For instance, it seems nervy to describe in public my own grief and confusion during my husband’s brain cancer illness, when our story pales beside others far worse. Mid-Eastern  refugees are living in unsanitary tent cities. Those mothers hold their sick babies close while fathers guard the family's worldly possessions in a bundle about the size of my garbage can.
Our family's current challenge is nothing compared to theirs. The stress of facing a medical team who rattle off incomprehensible jargon and hand over wads of instructions while leaving the exam room does not equal the terror of facing armed soldiers who bar a border crossing. 

Edit carefully.
I don't want readers distracted by my words of self-doubt such as above, or to feel they need to respond with advice, to save me somehow from any negativity. 
But I firmly believe that mixed feelings about life are natural and healthy.

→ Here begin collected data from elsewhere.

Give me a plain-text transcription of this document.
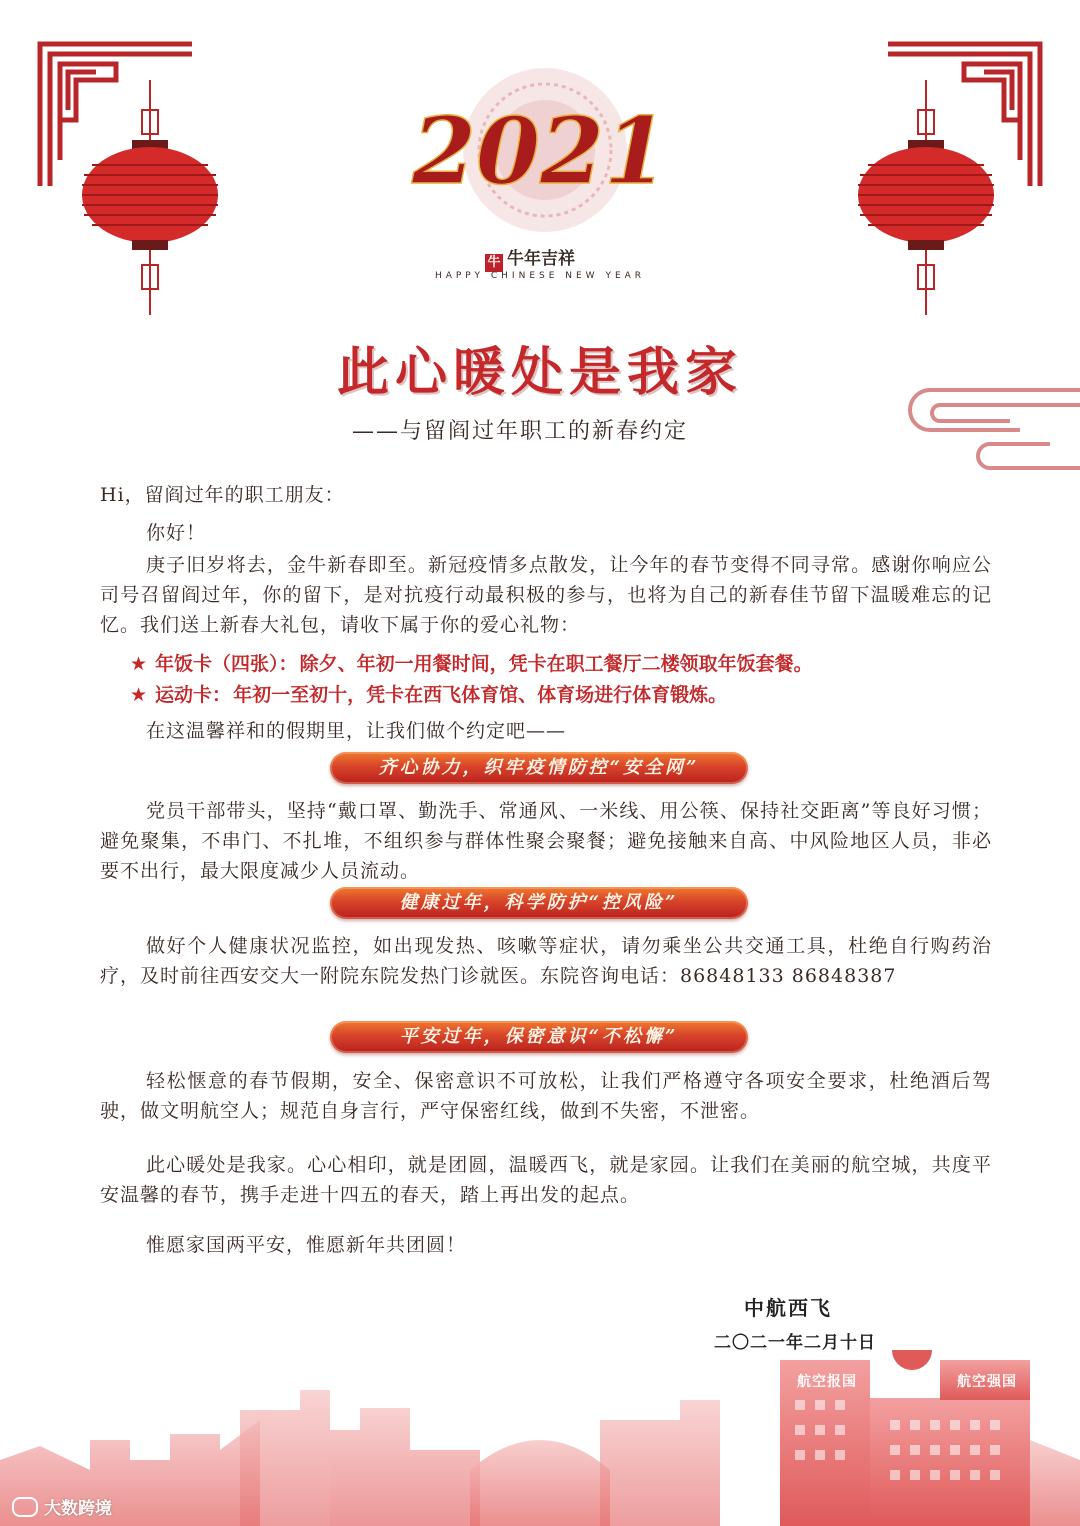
2021
牛 牛年吉祥
HAPPY CHINESE NEW YEAR
此心暖处是我家
——与留阎过年职工的新春约定
Hi，留阎过年的职工朋友：
你好！
庚子旧岁将去，金牛新春即至。新冠疫情多点散发，让今年的春节变得不同寻常。感谢你响应公司号召留阎过年，你的留下，是对抗疫行动最积极的参与，也将为自己的新春佳节留下温暖难忘的记忆。我们送上新春大礼包，请收下属于你的爱心礼物：
★ 年饭卡（四张）： 除夕、年初一用餐时间，凭卡在职工餐厅二楼领取年饭套餐。
★ 运动卡： 年初一至初十，凭卡在西飞体育馆、体育场进行体育锻炼。
在这温馨祥和的假期里，让我们做个约定吧——
齐心协力，织牢疫情防控“安全网”
党员干部带头，坚持“戴口罩、勤洗手、常通风、一米线、用公筷、保持社交距离”等良好习惯；避免聚集，不串门、不扎堆，不组织参与群体性聚会聚餐；避免接触来自高、中风险地区人员，非必要不出行，最大限度减少人员流动。
健康过年，科学防护“控风险”
做好个人健康状况监控，如出现发热、咳嗽等症状，请勿乘坐公共交通工具，杜绝自行购药治疗，及时前往西安交大一附院东院发热门诊就医。东院咨询电话：86848133 86848387
平安过年，保密意识“不松懈”
轻松惬意的春节假期，安全、保密意识不可放松，让我们严格遵守各项安全要求，杜绝酒后驾驶，做文明航空人；规范自身言行，严守保密红线，做到不失密，不泄密。
此心暖处是我家。心心相印，就是团圆，温暖西飞，就是家园。让我们在美丽的航空城，共度平安温馨的春节，携手走进十四五的春天，踏上再出发的起点。
惟愿家国两平安，惟愿新年共团圆！
中航西飞
二〇二一年二月十日
航空报国	航空强国
大数跨境
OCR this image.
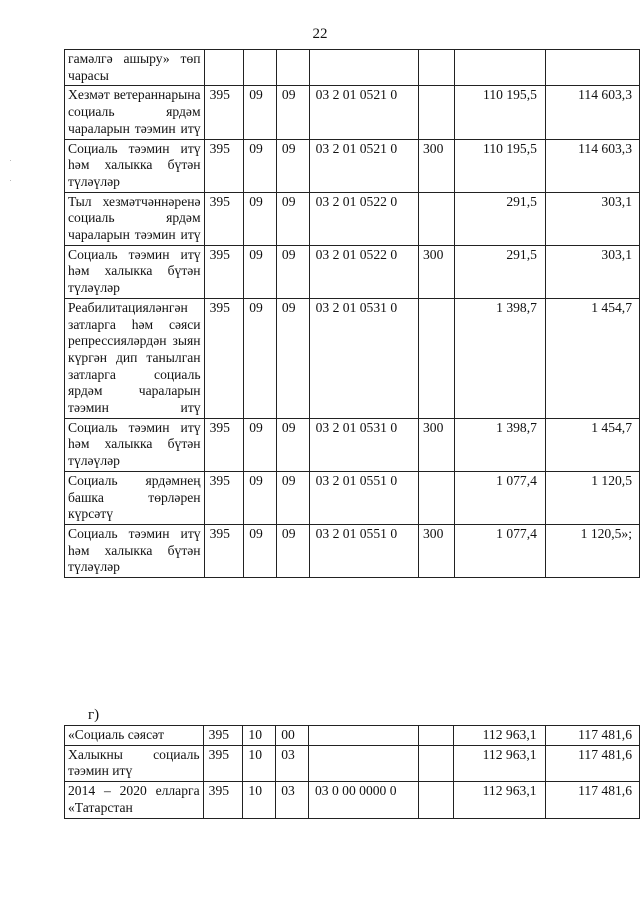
22
гамәлгә ашыру» төп чарасы							
Хезмәт ветераннарына социаль ярдәм чараларын тәэмин итү	395	09	09	03 2 01 0521 0		110 195,5	114 603,3
Социаль тәэмин итү һәм халыкка бүтән түләүләр	395	09	09	03 2 01 0521 0	300	110 195,5	114 603,3
Тыл хезмәтчәннәренә социаль ярдәм чараларын тәэмин итү	395	09	09	03 2 01 0522 0		291,5	303,1
Социаль тәэмин итү һәм халыкка бүтән түләүләр	395	09	09	03 2 01 0522 0	300	291,5	303,1
Реабилитацияләнгән затларга һәм сәяси репрессияләрдән зыян күргән дип танылган затларга социаль ярдәм чараларын тәэмин итү	395	09	09	03 2 01 0531 0		1 398,7	1 454,7
Социаль тәэмин итү һәм халыкка бүтән түләүләр	395	09	09	03 2 01 0531 0	300	1 398,7	1 454,7
Социаль ярдәмнең башка төрләрен күрсәтү	395	09	09	03 2 01 0551 0		1 077,4	1 120,5
Социаль тәэмин итү һәм халыкка бүтән түләүләр	395	09	09	03 2 01 0551 0	300	1 077,4	1 120,5»;
г)
«Социаль сәясәт	395	10	00			112 963,1	117 481,6
Халыкны социаль тәэмин итү	395	10	03			112 963,1	117 481,6
2014 – 2020 елларга «Татарстан	395	10	03	03 0 00 0000 0		112 963,1	117 481,6
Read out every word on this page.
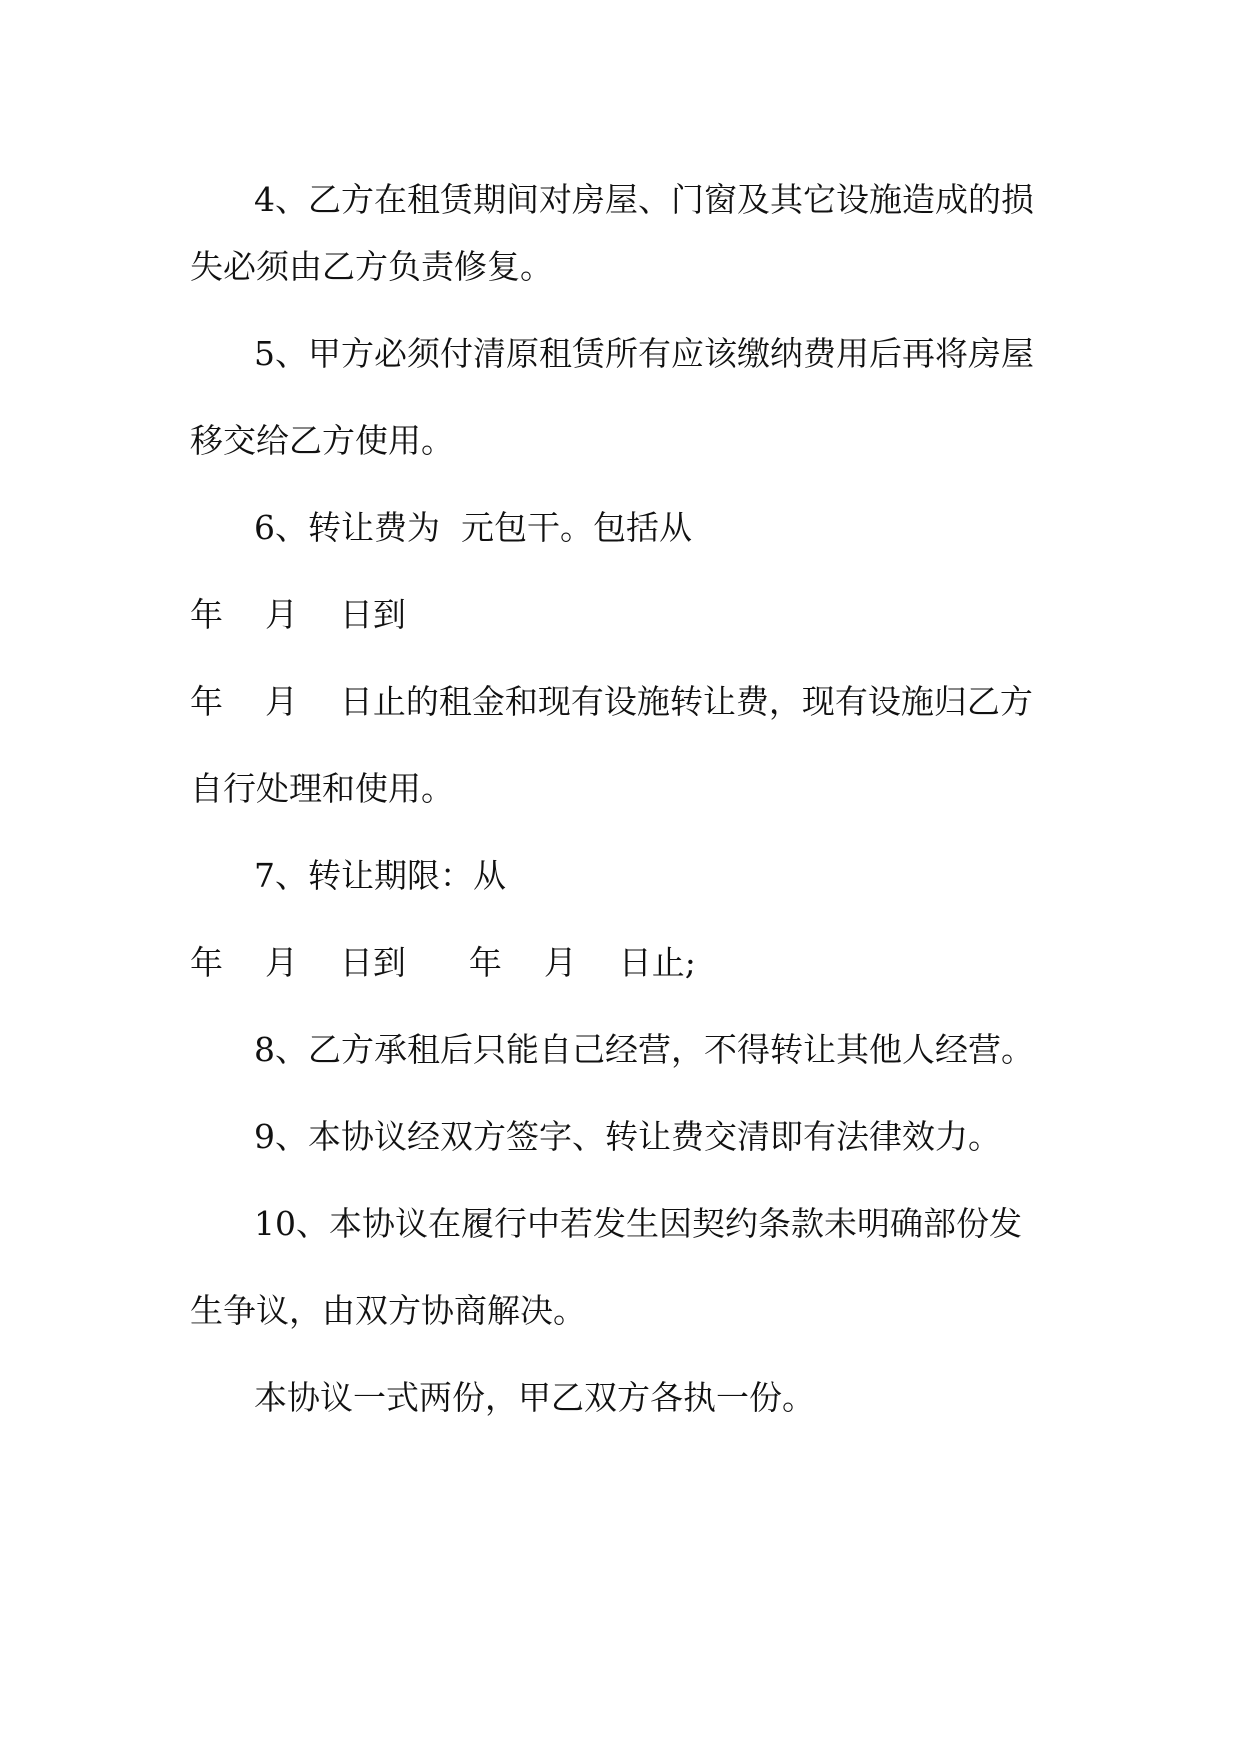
4、乙方在租赁期间对房屋、门窗及其它设施造成的损

失必须由乙方负责修复。

5、甲方必须付清原租赁所有应该缴纳费用后再将房屋

移交给乙方使用。

6、转让费为  元包干。包括从

年    月    日到

年    月    日止的租金和现有设施转让费，现有设施归乙方

自行处理和使用。

7、转让期限：从

年    月    日到      年    月    日止;

8、乙方承租后只能自己经营，不得转让其他人经营。

9、本协议经双方签字、转让费交清即有法律效力。

10、本协议在履行中若发生因契约条款未明确部份发

生争议，由双方协商解决。

本协议一式两份，甲乙双方各执一份。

Writers from King David through to Ann Lamott have described the seesaw between glory and gloom. Devout followers of Jesus remember that Jesus himself felt abandoned by God. 

Ideally, we consciously choose what to do with our emotions. Like many, I sometimes decide to write them out, not just in a private journal but in public. It’s a sacred wonder that my personal stories occasionally encourage others. What an honour!

I hope readers give at least equal attention to my joy in the ongoing sparks that can illuminate a dim day with bright delight.
Here are some recent shiny moments.
One neighbour bought a grocery item we needed, saving me an extra hair-raising drive through Toronto’s traffic. Another took my wristwatch to have a new battery installed, shortening my list of tiresome tasks. Of course these are errands I could have done for myself, but my days are newly tiring so a neighbour’s favour helps keep me functioning.

Women at church sent my husband and myself each a cozy “prayer shawl”, hand-knit with love. Wrapped in the woolly warmth we feel God’s consolation.

Last week, my husband enjoyed two nights beside Lake Ontario at a corner-windowed hotel room, upgraded by a sympathetic manager. He needed a day away to regroup, and found the 36 hours calming and inspiring. He reminded me that hotel rooms are more comfortable than convents. :-))

While he was away, I spent the day following my inclinations, one hour walking an outdoor labyrinth while listening for Sophia*, another hour happily buying gifts at a beautiful Nature store, and several hours reading. 

Recently we had fun taking grandchildren to see the animated Christmas window displays that include a charming underfloor mouse-house. We ate a one-star meal at a deli where we played our family's traditional “Pass the sugar packet” waiting game, and smiled at a six year old’s refusal to order a hotdog because the Children's Menu described it as “beef”, an idea that was confusing and off-putting to her. 

At a Christmas coffee party with new church friends
I received lots of lingering hugs and enjoyed seeing the elaborate Christmas decorations in the host’s gorgeous home. My aesthetic sense appreciated the break from hospital waiting rooms.

A member of my husband’s book club brought us an unusual present, a Ganesha mask. This friend thought of us because the Hindu god is known for help during difficulty. 

I wish I could divide up all my resources and supportive relationships to share them out with the thousands in Lebanon or in Toronto hospitals who lack such riches. 
I will do what I can to help, pray to accept life’s confusing fusion, and keep on celebrating. 
Thanks be to God.

* “Sophia” is an English version of the name that means wisdom. Wisdom is personified in the Bible book, Proverbs, Chapter 8, so some of us use it as one of many names for God.